The count-and-say sequence is the sequence of integers beginning as follows:
1, 11, 21, 1211, 111221, ...
1 is read off as "one 1" or 11.
11 is read off as "two 1s" or 21.
21 is read off as "one 2, then one 1" or 1211.

Given an integer n, generate the n^th sequence.

这题属于string compress类型的，记录每个char出现的次数，做这题的时候花了很多时间，一开始想用constant memory来做，不另声明一个string，但是这样做下来很麻烦，需要考虑string long to short 和 string short to long，用slow, fast来处理string。

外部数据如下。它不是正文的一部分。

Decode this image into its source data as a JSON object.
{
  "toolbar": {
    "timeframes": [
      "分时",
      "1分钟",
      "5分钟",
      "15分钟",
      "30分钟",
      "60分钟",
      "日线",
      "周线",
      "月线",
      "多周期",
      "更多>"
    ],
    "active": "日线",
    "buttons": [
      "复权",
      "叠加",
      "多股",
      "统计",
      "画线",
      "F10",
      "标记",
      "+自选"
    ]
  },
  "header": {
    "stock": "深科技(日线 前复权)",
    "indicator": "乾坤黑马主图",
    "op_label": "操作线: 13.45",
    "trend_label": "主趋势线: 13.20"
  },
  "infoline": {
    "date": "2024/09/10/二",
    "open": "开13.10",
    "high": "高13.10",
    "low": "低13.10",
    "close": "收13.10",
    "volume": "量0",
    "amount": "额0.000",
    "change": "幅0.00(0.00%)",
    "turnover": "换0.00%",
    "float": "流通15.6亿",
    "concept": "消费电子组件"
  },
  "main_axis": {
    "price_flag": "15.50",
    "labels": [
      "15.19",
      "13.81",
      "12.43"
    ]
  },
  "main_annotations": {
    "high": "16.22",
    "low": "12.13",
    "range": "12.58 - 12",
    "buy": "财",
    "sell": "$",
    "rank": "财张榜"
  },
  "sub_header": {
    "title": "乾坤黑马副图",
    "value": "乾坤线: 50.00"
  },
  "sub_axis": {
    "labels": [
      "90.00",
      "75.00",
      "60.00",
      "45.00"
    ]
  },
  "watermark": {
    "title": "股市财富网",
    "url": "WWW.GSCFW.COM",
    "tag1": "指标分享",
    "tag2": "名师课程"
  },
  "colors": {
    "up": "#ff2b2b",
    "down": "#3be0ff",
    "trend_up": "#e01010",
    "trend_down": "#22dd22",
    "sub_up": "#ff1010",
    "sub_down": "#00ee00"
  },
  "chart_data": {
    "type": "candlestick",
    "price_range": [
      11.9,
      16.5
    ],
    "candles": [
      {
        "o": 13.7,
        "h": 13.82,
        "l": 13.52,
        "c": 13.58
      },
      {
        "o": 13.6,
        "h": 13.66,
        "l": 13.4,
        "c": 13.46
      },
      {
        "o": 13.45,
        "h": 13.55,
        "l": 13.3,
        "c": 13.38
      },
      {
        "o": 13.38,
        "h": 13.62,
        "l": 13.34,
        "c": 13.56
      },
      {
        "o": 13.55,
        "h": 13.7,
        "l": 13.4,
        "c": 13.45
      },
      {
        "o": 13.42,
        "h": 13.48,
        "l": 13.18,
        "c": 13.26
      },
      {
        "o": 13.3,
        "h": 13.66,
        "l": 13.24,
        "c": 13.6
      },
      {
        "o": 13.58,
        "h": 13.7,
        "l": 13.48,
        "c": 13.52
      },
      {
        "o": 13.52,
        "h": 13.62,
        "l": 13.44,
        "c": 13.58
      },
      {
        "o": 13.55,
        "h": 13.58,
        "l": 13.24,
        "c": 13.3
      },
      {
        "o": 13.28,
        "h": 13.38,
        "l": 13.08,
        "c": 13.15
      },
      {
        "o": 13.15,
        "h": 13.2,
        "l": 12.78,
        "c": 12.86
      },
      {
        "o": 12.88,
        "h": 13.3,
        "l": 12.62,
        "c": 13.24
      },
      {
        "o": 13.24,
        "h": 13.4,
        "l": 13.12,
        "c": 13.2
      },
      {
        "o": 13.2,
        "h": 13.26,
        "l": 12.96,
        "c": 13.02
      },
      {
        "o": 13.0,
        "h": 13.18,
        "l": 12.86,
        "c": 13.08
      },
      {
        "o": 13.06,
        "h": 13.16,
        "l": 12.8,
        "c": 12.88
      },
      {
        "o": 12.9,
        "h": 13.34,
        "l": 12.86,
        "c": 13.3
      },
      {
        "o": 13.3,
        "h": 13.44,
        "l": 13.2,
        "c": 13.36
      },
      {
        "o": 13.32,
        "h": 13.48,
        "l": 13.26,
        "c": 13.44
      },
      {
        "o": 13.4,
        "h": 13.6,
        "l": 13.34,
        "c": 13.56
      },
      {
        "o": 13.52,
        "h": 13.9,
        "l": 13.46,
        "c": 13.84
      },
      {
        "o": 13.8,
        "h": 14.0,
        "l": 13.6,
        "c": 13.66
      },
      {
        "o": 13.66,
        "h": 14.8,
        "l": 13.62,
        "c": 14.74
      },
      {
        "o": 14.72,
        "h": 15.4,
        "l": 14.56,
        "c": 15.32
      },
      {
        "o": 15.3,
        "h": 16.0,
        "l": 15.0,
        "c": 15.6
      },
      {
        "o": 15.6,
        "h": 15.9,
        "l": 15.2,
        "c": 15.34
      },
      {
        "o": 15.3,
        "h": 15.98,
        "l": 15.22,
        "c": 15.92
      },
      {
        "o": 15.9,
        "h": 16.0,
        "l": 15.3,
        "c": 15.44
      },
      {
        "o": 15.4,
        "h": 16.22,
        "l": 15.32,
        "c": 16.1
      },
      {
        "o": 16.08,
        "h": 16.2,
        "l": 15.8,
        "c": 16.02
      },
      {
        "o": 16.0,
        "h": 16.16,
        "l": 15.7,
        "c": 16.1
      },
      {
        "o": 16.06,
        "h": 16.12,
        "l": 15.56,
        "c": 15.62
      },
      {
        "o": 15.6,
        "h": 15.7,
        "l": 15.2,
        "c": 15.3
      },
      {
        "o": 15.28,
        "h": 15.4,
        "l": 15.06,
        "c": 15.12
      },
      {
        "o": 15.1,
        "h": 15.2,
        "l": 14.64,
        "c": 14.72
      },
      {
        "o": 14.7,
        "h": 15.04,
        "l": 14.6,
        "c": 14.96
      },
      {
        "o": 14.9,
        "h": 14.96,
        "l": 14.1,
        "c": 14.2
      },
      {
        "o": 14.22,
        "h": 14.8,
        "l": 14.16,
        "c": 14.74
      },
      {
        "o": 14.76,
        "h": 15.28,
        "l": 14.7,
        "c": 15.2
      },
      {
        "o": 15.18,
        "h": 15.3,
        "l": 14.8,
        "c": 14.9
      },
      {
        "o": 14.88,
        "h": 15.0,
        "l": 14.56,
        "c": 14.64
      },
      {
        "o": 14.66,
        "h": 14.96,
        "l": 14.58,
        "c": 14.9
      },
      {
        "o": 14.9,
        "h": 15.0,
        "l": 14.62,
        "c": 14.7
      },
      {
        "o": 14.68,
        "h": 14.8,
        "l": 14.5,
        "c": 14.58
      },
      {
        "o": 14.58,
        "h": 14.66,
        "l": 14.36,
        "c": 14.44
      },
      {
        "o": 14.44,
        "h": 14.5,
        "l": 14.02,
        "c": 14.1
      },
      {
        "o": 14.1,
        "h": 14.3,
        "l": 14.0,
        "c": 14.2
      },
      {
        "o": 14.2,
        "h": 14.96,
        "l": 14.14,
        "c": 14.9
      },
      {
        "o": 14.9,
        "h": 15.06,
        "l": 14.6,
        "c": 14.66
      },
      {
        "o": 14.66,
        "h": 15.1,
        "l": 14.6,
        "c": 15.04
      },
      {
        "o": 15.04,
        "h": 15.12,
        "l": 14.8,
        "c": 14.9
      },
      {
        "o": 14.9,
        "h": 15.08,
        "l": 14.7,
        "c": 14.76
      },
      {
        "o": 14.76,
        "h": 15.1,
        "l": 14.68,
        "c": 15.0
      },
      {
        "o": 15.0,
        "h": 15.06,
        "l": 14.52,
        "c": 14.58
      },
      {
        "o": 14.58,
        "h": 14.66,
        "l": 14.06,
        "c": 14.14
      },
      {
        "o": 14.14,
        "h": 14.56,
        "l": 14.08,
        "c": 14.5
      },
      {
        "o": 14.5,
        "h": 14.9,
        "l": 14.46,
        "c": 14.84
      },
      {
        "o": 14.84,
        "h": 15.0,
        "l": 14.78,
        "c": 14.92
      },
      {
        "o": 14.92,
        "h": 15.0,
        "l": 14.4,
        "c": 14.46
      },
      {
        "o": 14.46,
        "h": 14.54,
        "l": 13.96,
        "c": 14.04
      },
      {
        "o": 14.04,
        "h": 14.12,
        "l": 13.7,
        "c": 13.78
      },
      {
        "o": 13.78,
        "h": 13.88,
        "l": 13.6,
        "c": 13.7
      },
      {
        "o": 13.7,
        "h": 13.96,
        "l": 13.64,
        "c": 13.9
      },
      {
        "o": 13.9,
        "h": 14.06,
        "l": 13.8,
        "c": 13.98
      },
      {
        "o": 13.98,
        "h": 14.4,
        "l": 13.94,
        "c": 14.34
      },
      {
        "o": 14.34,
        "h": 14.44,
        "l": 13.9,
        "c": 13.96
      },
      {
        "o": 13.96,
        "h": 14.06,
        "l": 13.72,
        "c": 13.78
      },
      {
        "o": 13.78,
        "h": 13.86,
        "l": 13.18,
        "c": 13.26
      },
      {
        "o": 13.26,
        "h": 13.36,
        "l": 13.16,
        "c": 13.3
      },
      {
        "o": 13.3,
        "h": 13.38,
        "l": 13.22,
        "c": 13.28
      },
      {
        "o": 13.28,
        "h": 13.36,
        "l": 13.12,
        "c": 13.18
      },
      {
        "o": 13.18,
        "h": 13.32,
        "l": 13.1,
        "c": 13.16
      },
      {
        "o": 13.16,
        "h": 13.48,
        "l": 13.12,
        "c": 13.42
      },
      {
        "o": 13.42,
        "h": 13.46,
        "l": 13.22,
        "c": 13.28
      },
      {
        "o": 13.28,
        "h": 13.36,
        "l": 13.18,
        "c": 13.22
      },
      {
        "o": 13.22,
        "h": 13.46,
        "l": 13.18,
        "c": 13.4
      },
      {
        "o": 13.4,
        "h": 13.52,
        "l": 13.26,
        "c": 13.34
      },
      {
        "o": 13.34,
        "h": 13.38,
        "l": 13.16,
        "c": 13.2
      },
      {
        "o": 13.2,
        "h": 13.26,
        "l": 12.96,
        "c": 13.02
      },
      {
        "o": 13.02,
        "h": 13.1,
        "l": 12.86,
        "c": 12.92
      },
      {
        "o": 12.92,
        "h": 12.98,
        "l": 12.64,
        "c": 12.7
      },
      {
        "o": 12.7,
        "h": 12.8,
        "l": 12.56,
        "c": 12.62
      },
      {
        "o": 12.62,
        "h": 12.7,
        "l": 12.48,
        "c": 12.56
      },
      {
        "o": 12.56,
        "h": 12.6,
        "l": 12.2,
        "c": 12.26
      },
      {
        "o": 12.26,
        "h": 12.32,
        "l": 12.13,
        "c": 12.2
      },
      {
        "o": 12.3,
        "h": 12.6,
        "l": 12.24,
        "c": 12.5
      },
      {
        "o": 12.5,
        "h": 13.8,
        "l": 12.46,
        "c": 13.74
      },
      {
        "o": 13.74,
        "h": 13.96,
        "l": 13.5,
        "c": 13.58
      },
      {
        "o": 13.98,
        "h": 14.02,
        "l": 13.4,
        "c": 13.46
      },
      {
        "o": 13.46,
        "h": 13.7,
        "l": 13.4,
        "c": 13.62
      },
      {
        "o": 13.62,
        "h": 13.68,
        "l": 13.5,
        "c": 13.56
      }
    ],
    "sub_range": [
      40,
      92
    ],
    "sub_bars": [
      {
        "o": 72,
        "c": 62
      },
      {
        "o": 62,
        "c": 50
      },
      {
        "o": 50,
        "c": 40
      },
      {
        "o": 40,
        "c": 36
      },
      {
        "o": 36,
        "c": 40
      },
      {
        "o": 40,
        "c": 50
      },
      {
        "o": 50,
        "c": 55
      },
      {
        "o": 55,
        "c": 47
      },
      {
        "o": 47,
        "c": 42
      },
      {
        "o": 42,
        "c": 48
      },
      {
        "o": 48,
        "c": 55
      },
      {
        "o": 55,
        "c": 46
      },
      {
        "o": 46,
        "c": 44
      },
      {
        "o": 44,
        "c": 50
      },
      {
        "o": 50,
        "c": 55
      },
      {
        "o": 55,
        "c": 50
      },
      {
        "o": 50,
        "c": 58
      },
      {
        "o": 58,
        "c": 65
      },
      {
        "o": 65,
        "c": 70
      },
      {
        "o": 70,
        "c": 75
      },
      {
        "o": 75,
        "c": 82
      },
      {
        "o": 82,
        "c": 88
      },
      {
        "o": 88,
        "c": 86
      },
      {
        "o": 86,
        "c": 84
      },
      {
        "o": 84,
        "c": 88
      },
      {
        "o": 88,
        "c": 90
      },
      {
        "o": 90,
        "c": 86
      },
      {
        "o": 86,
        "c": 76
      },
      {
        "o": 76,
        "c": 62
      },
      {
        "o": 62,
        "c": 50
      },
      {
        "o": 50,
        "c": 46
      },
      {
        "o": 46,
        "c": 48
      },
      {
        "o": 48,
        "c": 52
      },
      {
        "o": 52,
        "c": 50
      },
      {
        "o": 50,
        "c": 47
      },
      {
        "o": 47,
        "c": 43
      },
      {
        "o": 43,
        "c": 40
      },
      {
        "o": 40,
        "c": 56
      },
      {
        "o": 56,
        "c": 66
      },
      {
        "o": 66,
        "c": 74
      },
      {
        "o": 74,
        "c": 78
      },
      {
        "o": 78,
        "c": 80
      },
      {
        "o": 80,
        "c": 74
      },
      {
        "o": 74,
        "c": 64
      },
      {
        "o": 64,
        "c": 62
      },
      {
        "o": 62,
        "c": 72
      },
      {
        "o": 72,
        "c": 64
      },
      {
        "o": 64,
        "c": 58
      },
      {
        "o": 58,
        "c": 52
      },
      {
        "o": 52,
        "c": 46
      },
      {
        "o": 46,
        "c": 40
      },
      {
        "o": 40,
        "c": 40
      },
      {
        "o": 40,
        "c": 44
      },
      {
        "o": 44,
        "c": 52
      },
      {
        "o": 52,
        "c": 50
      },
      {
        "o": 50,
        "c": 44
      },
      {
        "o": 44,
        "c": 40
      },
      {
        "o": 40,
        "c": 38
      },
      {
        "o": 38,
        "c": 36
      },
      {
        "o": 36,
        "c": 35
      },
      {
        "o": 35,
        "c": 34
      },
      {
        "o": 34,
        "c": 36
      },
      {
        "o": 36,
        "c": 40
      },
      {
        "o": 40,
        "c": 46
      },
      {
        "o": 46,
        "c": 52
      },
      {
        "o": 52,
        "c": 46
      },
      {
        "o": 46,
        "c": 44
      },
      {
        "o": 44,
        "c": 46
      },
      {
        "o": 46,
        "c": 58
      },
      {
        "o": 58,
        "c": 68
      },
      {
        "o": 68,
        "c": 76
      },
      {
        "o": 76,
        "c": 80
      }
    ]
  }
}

但是在网上看了别人做的答案，都重声明了string，因为题目没有要求用constant memory 来做。
time complexity: O(n) space complexity: O (n)
class Solution {
public:
    string countAndSay(int n) {
        if (n < 1) return "";
        if (n == 1) return "1";
        string ini = "1";
        int count = 0;
        for (int i = 1; i < n; i++) {
            string tmp = "";
            for (int j = 0; j < ini.size(); j++) {
                char c = ini[j];
                while (j < ini.size() && c == ini[j]){
                    count++;
                    j++;
                }
                tmp += count + '0';
                tmp += c;
                count = 0;
                j--;
            }
            ini =  tmp;
        }
        return ini;
    }
};